Ever since wow became the success it is known as today, every one and their dog has been trying to emulate it and by proxy is success. Eve is the only one which has lasted as long (as a top ranked MMO), or done even close to as well. I believe that is because it is in pretty much no way influenced by it (It can’t be). Eve started life from the minds of its creators, not the greed of a Corporate Finance Officer. It is truly unique and makes no efforts to kowtow to the “accepted norms” of MMO design. I’ve tried out pretty much ever attempt at a major MMO since wow was released, and every time it has come up lacking because it was just another wow clone. Eve doesn’t have that problem, and EA et al should take a look at that for inspiration.
Eve is a massive success for lots of reasons, and these are just some examples, but I think that during the CSM campaign season its a good idea to keep in mind that we do play a great game which is successful with the formula it has used so far. I hope it never changes that, and remains the success that I love to this day.
Fly like a champ,
Hark

2 thoughts on “We’re All Individuals!

  1. Anonymous says:

    I’m really looking forward to StarCitizen releasing so I have the option of leaving the drek that is EvE behind.

  2. Rob Wiebkin says:

    AFIK StarCitizen is going to be a single player game which can be networked with your friends, single player with steroids if you will. Furthermore I believe that the creator has stated several times that he wants the content to be modifiable.

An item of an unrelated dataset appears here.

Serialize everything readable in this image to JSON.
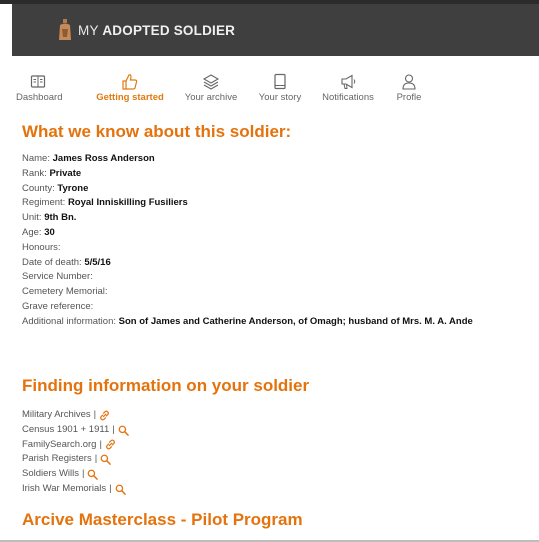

    My issue with this is as follows: If you intend to play online you will be going up against people who might (read will) have modified their local version of the game to give them all the money and assets they need, and then removed these mods to play against you. In essence legalising cheats.

    Further more SC isnt a PvP MMO (see above) so will never replace eve for anyone who plays it for what it is (a PvP MMO).

    This maybe harsh, but I believe that anyone who leaves eve for SC, are people who were playing eve wrong in the first place.